The brightly dressed crowd chanted "Go home Putin!" during a festive protest opposite the museum where Putin had dinner with Dutch Prime Minister Mark Rutte, at the end of his visit to the nation that first legalised gay marriage in 2001.
Protesters were mainly targeting a bill before the Russian parliament that bans homosexual "propaganda" among minors, but also a general rights clampdown in Russia, where Putin is serving his third term as president.
Activists and Western governments have condemned the measure, which provides for fines of up to 500,000 rubles (12,500 euros, $15,830) for any "public act" promoting homosexuality or paedophilia.
"There are no violations of the rights of sexual minorities in Russia," a defiant Putin said alongside Rutte before heading in to dinner. "These people enjoy full rights and liberties just like everyone else."
Putin said that gay couples could not produce children and that "Europe and Russia have demographic problems."
"We need to reach a consensus with this community, we need to agree to work collectively. Don't insult each other, agree with, understand, each other and develop certain civilised rules," he said. "I think this is possible."
Rutte said he had raised concerns over NGO and gay rights with Putin.
"We had a good talk about it," Rutte said, which testifies "to the good relations between our two countries."
Dozens of police were deployed in the tightly secured area, including anti-riot forces, although an AFP correspondent saw some police dancing to the thumping music.
"Critical journalists not allowed. Do not frighten President Putin. Keep this area human rights free," read one huge Amnesty International banner hanging from a window.
"No gay propaganda beyond this line," another sign read.
Dutch police said they had briefly detained one person, a gay Dutch artist who wrote expletives against Putin on the window of his Amsterdam studio.
Barges sailed on the Amstel river with signs reading "Punk bands strictly prohibited", in reference to members of the band Pussy Riot who were jailed last year for staging an anti-Putin concert in Russia.
Rainbow flags dotted the city, including outside Amsterdam City Hall.
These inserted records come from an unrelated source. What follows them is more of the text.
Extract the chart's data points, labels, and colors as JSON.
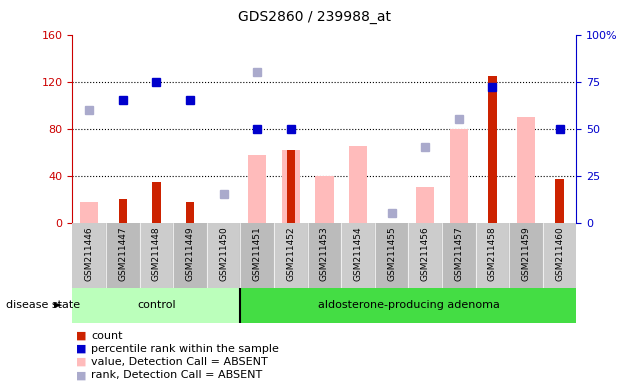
{
  "title": "GDS2860 / 239988_at",
  "samples": [
    "GSM211446",
    "GSM211447",
    "GSM211448",
    "GSM211449",
    "GSM211450",
    "GSM211451",
    "GSM211452",
    "GSM211453",
    "GSM211454",
    "GSM211455",
    "GSM211456",
    "GSM211457",
    "GSM211458",
    "GSM211459",
    "GSM211460"
  ],
  "count": [
    null,
    20,
    35,
    18,
    null,
    null,
    62,
    null,
    null,
    null,
    null,
    null,
    125,
    null,
    37
  ],
  "percentile_rank": [
    null,
    65,
    75,
    65,
    null,
    50,
    50,
    null,
    null,
    null,
    null,
    null,
    72,
    null,
    50
  ],
  "value_absent": [
    18,
    null,
    null,
    null,
    null,
    58,
    62,
    40,
    65,
    null,
    30,
    80,
    null,
    90,
    null
  ],
  "rank_absent": [
    60,
    null,
    null,
    null,
    15,
    80,
    null,
    null,
    null,
    5,
    40,
    55,
    null,
    null,
    null
  ],
  "n_control": 5,
  "n_total": 15,
  "ylim_left": [
    0,
    160
  ],
  "ylim_right": [
    0,
    100
  ],
  "yticks_left": [
    0,
    40,
    80,
    120,
    160
  ],
  "ytick_labels_left": [
    "0",
    "40",
    "80",
    "120",
    "160"
  ],
  "yticks_right": [
    0,
    25,
    50,
    75,
    100
  ],
  "ytick_labels_right": [
    "0",
    "25",
    "50",
    "75",
    "100%"
  ],
  "left_axis_color": "#cc0000",
  "right_axis_color": "#0000cc",
  "count_color": "#cc2200",
  "value_absent_color": "#ffbbbb",
  "rank_color": "#0000cc",
  "rank_absent_color": "#aaaacc",
  "control_color": "#bbffbb",
  "adenoma_color": "#44dd44",
  "xticklabel_bg": "#cccccc",
  "plot_bg": "#ffffff"
}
Many of the flags were flown at half-mast.
Putin's visit is centred on trade talks with The Netherlands, and many Russian business leaders are travelling with him.
Russia has invested heavily in the Port of Rotterdam, a transit point for much of its oil and gas.
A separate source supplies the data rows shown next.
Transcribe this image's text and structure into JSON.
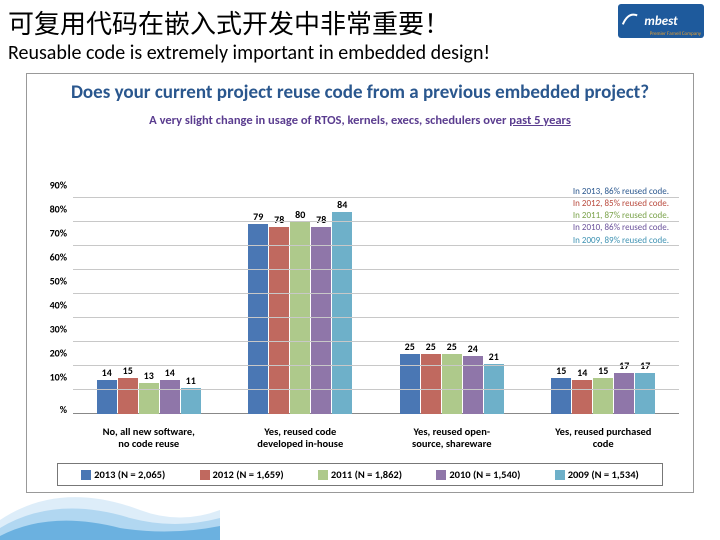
{
  "title_cn": "可复用代码在嵌入式开发中非常重要！",
  "title_en": "Reusable code is extremely important in embedded design!",
  "logo": {
    "text": "mbest",
    "sub": "Premier Farnell Company"
  },
  "chart": {
    "type": "bar",
    "title": "Does your current project reuse code from a previous embedded project?",
    "subtitle_a": "A very slight change in usage of RTOS, kernels, execs, schedulers over ",
    "subtitle_b": "past 5 years",
    "title_color": "#2a578e",
    "subtitle_color": "#5a3c8f",
    "background_color": "#ffffff",
    "grid_color": "#c8c8c8",
    "y_max": 100,
    "y_ticks": [
      10,
      20,
      30,
      40,
      50,
      60,
      70,
      80,
      90
    ],
    "y_tick_labels": [
      "10%",
      "20%",
      "30%",
      "40%",
      "50%",
      "60%",
      "70%",
      "80%",
      "90%"
    ],
    "y_pct_label": "%",
    "series": [
      {
        "name": "2013 (N = 2,065)",
        "color": "#4a77b4"
      },
      {
        "name": "2012 (N = 1,659)",
        "color": "#c0695f"
      },
      {
        "name": "2011 (N = 1,862)",
        "color": "#aec98b"
      },
      {
        "name": "2010 (N = 1,540)",
        "color": "#8f76a9"
      },
      {
        "name": "2009 (N = 1,534)",
        "color": "#6eb0c9"
      }
    ],
    "categories": [
      {
        "label_l1": "No, all new software,",
        "label_l2": "no code reuse",
        "values": [
          14,
          15,
          13,
          14,
          11
        ]
      },
      {
        "label_l1": "Yes, reused code",
        "label_l2": "developed in-house",
        "values": [
          79,
          78,
          80,
          78,
          84
        ]
      },
      {
        "label_l1": "Yes, reused open-",
        "label_l2": "source, shareware",
        "values": [
          25,
          25,
          25,
          24,
          21
        ]
      },
      {
        "label_l1": "Yes, reused purchased",
        "label_l2": "code",
        "values": [
          15,
          14,
          15,
          17,
          17
        ]
      }
    ],
    "annotations": [
      {
        "text": "In 2013, 86% reused code.",
        "color": "#2a578e"
      },
      {
        "text": "In 2012, 85% reused code.",
        "color": "#b94a3d"
      },
      {
        "text": "In 2011, 87% reused code.",
        "color": "#7aa24a"
      },
      {
        "text": "In 2010, 86% reused code.",
        "color": "#6b529b"
      },
      {
        "text": "In 2009, 89% reused code.",
        "color": "#3f93b3"
      }
    ]
  }
}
Many Russian companies are also registered in The Netherlands because of its favourable taxation regime.
Environmental group Greenpeace criticised an active cooperation agreement for Arctic exploration signed during the visit between Anglo-Dutch oil company Shell and Russian giant Gazprom's oil subsidiary.
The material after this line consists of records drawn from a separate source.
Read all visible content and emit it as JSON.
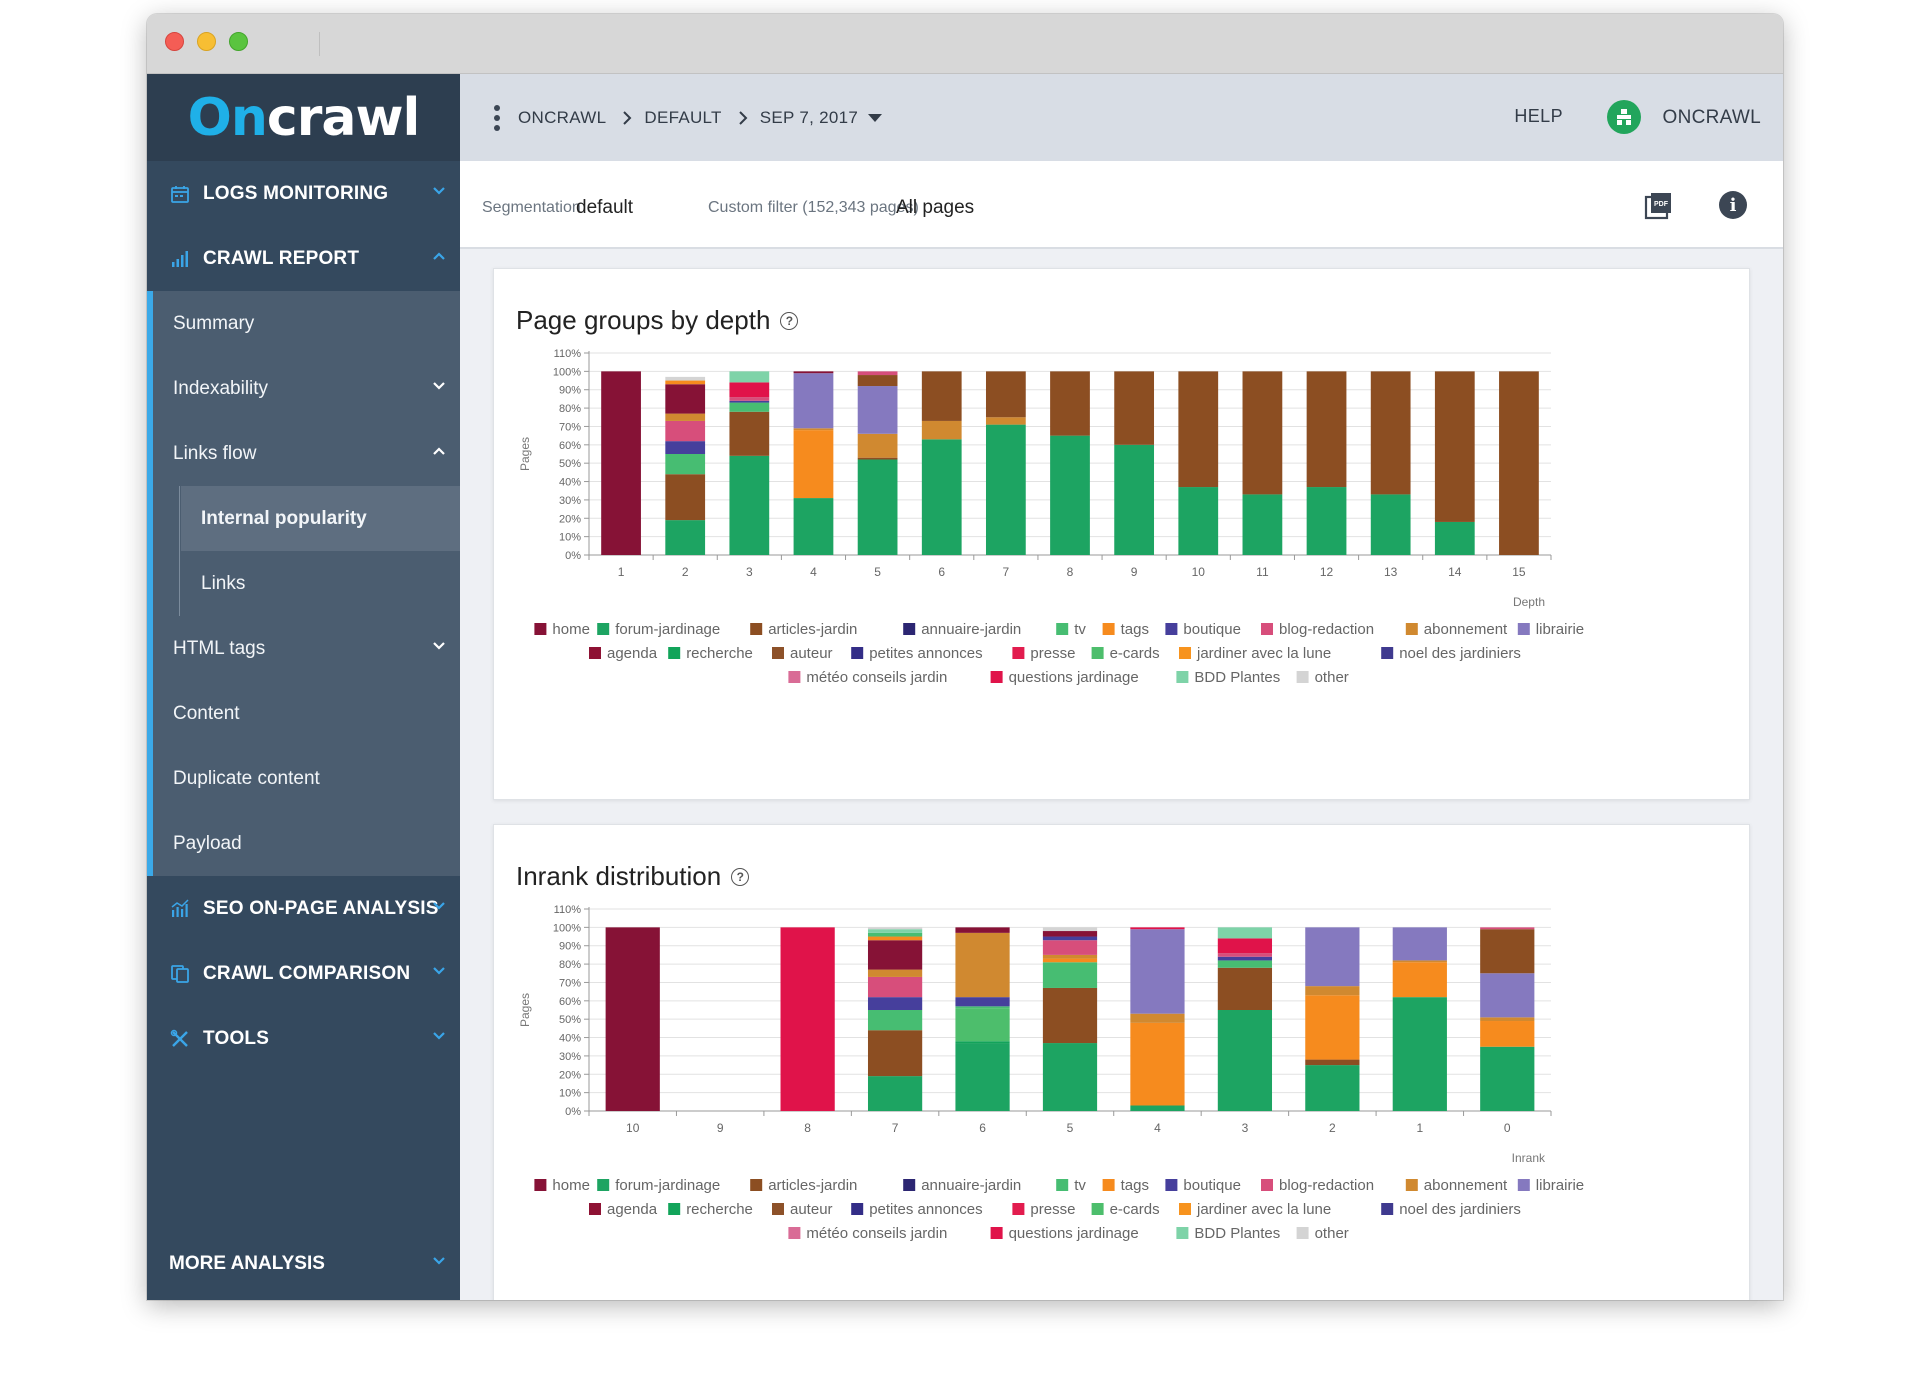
{
  "app": {
    "logo_on": "On",
    "logo_crawl": "crawl"
  },
  "sidebar": {
    "logs_monitoring": "LOGS MONITORING",
    "crawl_report": "CRAWL REPORT",
    "sub": {
      "summary": "Summary",
      "indexability": "Indexability",
      "links_flow": "Links flow",
      "internal_popularity": "Internal popularity",
      "links": "Links",
      "html_tags": "HTML tags",
      "content": "Content",
      "duplicate_content": "Duplicate content",
      "payload": "Payload"
    },
    "seo_onpage": "SEO ON-PAGE ANALYSIS",
    "crawl_comparison": "CRAWL COMPARISON",
    "tools": "TOOLS",
    "more_analysis": "MORE ANALYSIS"
  },
  "header": {
    "breadcrumb": [
      "ONCRAWL",
      "DEFAULT",
      "SEP 7, 2017"
    ],
    "help": "HELP",
    "user": "ONCRAWL"
  },
  "filter": {
    "segmentation_label": "Segmentation",
    "segmentation_value": "default",
    "custom_label": "Custom filter (152,343 pages)",
    "custom_value": "All pages"
  },
  "colors": {
    "home": "#861236",
    "forum-jardinage": "#1da462",
    "articles-jardin": "#8c4e22",
    "annuaire-jardin": "#2c2672",
    "tv": "#47bd72",
    "tags": "#f68b1e",
    "boutique": "#463f9c",
    "blog-redaction": "#d74e7b",
    "abonnement": "#d08930",
    "librairie": "#8579bf",
    "agenda": "#8e1234",
    "recherche": "#12a45a",
    "auteur": "#8d5129",
    "petites annonces": "#332d87",
    "presse": "#e21c4e",
    "e-cards": "#4dbe6c",
    "jardiner avec la lune": "#f7931e",
    "noel des jardiniers": "#3f3a8f",
    "météo conseils jardin": "#d96c96",
    "questions jardinage": "#e0134a",
    "BDD Plantes": "#7ed3a8",
    "other": "#d4d4d4"
  },
  "legend": [
    [
      "home",
      "forum-jardinage",
      "articles-jardin",
      "annuaire-jardin",
      "tv",
      "tags",
      "boutique",
      "blog-redaction",
      "abonnement",
      "librairie"
    ],
    [
      "agenda",
      "recherche",
      "auteur",
      "petites annonces",
      "presse",
      "e-cards",
      "jardiner avec la lune",
      "noel des jardiniers"
    ],
    [
      "météo conseils jardin",
      "questions jardinage",
      "BDD Plantes",
      "other"
    ]
  ],
  "chart_data": [
    {
      "type": "bar",
      "stacked": true,
      "title": "Page groups by depth",
      "xlabel": "Depth",
      "ylabel": "Pages",
      "ylim": [
        0,
        110
      ],
      "yticks": [
        "0%",
        "10%",
        "20%",
        "30%",
        "40%",
        "50%",
        "60%",
        "70%",
        "80%",
        "90%",
        "100%",
        "110%"
      ],
      "categories": [
        "1",
        "2",
        "3",
        "4",
        "5",
        "6",
        "7",
        "8",
        "9",
        "10",
        "11",
        "12",
        "13",
        "14",
        "15"
      ],
      "stacks": [
        [
          [
            "home",
            100
          ]
        ],
        [
          [
            "forum-jardinage",
            19
          ],
          [
            "articles-jardin",
            25
          ],
          [
            "tv",
            11
          ],
          [
            "boutique",
            7
          ],
          [
            "blog-redaction",
            11
          ],
          [
            "abonnement",
            4
          ],
          [
            "home",
            16
          ],
          [
            "tags",
            2
          ],
          [
            "other",
            2
          ]
        ],
        [
          [
            "forum-jardinage",
            54
          ],
          [
            "articles-jardin",
            24
          ],
          [
            "tv",
            5
          ],
          [
            "boutique",
            1
          ],
          [
            "blog-redaction",
            2
          ],
          [
            "questions jardinage",
            8
          ],
          [
            "BDD Plantes",
            6
          ]
        ],
        [
          [
            "forum-jardinage",
            31
          ],
          [
            "tags",
            37
          ],
          [
            "abonnement",
            1
          ],
          [
            "librairie",
            30
          ],
          [
            "home",
            1
          ]
        ],
        [
          [
            "forum-jardinage",
            52
          ],
          [
            "articles-jardin",
            1
          ],
          [
            "abonnement",
            13
          ],
          [
            "librairie",
            26
          ],
          [
            "articles-jardin",
            6
          ],
          [
            "blog-redaction",
            2
          ]
        ],
        [
          [
            "forum-jardinage",
            63
          ],
          [
            "abonnement",
            10
          ],
          [
            "articles-jardin",
            27
          ]
        ],
        [
          [
            "forum-jardinage",
            71
          ],
          [
            "abonnement",
            4
          ],
          [
            "articles-jardin",
            25
          ]
        ],
        [
          [
            "forum-jardinage",
            65
          ],
          [
            "articles-jardin",
            35
          ]
        ],
        [
          [
            "forum-jardinage",
            60
          ],
          [
            "articles-jardin",
            40
          ]
        ],
        [
          [
            "forum-jardinage",
            37
          ],
          [
            "articles-jardin",
            63
          ]
        ],
        [
          [
            "forum-jardinage",
            33
          ],
          [
            "articles-jardin",
            67
          ]
        ],
        [
          [
            "forum-jardinage",
            37
          ],
          [
            "articles-jardin",
            63
          ]
        ],
        [
          [
            "forum-jardinage",
            33
          ],
          [
            "articles-jardin",
            67
          ]
        ],
        [
          [
            "forum-jardinage",
            18
          ],
          [
            "articles-jardin",
            82
          ]
        ],
        [
          [
            "articles-jardin",
            100
          ]
        ]
      ]
    },
    {
      "type": "bar",
      "stacked": true,
      "title": "Inrank distribution",
      "xlabel": "Inrank",
      "ylabel": "Pages",
      "ylim": [
        0,
        110
      ],
      "yticks": [
        "0%",
        "10%",
        "20%",
        "30%",
        "40%",
        "50%",
        "60%",
        "70%",
        "80%",
        "90%",
        "100%",
        "110%"
      ],
      "categories": [
        "10",
        "9",
        "8",
        "7",
        "6",
        "5",
        "4",
        "3",
        "2",
        "1",
        "0"
      ],
      "stacks": [
        [
          [
            "home",
            100
          ]
        ],
        [],
        [
          [
            "questions jardinage",
            100
          ]
        ],
        [
          [
            "forum-jardinage",
            19
          ],
          [
            "articles-jardin",
            25
          ],
          [
            "tv",
            11
          ],
          [
            "boutique",
            7
          ],
          [
            "blog-redaction",
            11
          ],
          [
            "abonnement",
            4
          ],
          [
            "home",
            16
          ],
          [
            "tags",
            2
          ],
          [
            "tv",
            2
          ],
          [
            "BDD Plantes",
            2
          ],
          [
            "other",
            1
          ]
        ],
        [
          [
            "forum-jardinage",
            37
          ],
          [
            "recherche",
            1
          ],
          [
            "e-cards",
            18
          ],
          [
            "tv",
            1
          ],
          [
            "boutique",
            5
          ],
          [
            "abonnement",
            35
          ],
          [
            "home",
            3
          ]
        ],
        [
          [
            "forum-jardinage",
            37
          ],
          [
            "articles-jardin",
            30
          ],
          [
            "tv",
            14
          ],
          [
            "tags",
            2
          ],
          [
            "abonnement",
            2
          ],
          [
            "blog-redaction",
            8
          ],
          [
            "boutique",
            2
          ],
          [
            "home",
            3
          ],
          [
            "other",
            2
          ]
        ],
        [
          [
            "forum-jardinage",
            3
          ],
          [
            "tags",
            45
          ],
          [
            "abonnement",
            5
          ],
          [
            "librairie",
            46
          ],
          [
            "questions jardinage",
            1
          ]
        ],
        [
          [
            "forum-jardinage",
            55
          ],
          [
            "articles-jardin",
            23
          ],
          [
            "tv",
            4
          ],
          [
            "boutique",
            2
          ],
          [
            "blog-redaction",
            2
          ],
          [
            "questions jardinage",
            8
          ],
          [
            "BDD Plantes",
            6
          ]
        ],
        [
          [
            "forum-jardinage",
            25
          ],
          [
            "articles-jardin",
            3
          ],
          [
            "tags",
            35
          ],
          [
            "abonnement",
            5
          ],
          [
            "librairie",
            32
          ]
        ],
        [
          [
            "forum-jardinage",
            62
          ],
          [
            "tags",
            19
          ],
          [
            "abonnement",
            1
          ],
          [
            "librairie",
            18
          ]
        ],
        [
          [
            "forum-jardinage",
            35
          ],
          [
            "tags",
            14
          ],
          [
            "abonnement",
            2
          ],
          [
            "librairie",
            24
          ],
          [
            "articles-jardin",
            24
          ],
          [
            "blog-redaction",
            1
          ]
        ]
      ]
    }
  ]
}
"It would seem that Shell has not learnt from the litany of errors that plagued its attempts to drill in Alaska and that its relentless search for oil and gas continues," said Greenpeace Netherlands Arctic Campaigner Faiza Oulahsen.
"This deal is bad news for investors and bad news for the fragile Arctic environment and the indigenous peoples whose way of life depends on it," she said.
Putin attended the opening of an exhibition at Amsterdam's Hermitage Museum with Dutch Queen Beatrix about Peter the Great, who came to The Netherlands as he tried to modernise Russia more than 300 years ago.
Russian authorities have launched a crackdown on foreign NGOs operating in Russia, including Amnesty International, Human Rights Watch and German think-tanks.
Putin arrived from Germany, where he was met with topless protesters. In Amsterdam, the Russian leader, who is himself not averse to being photographed topless, said: "Thankfully the homosexuals didn't undress here.
German Chancellor Angela Merkel on Sunday urged Putin to "give a chance" to non-governmental organisations which she described as a "motor of innovation".
The head of COC, the world's oldest gay rights group, told AFP that they were protesting particularly because of the law's vagueness.
"If I walk down the street holding my wife's hand that can be construed as propaganda, flying a rainbow flag can be considered propaganda, and that's all punishable," Tanja Ineke said.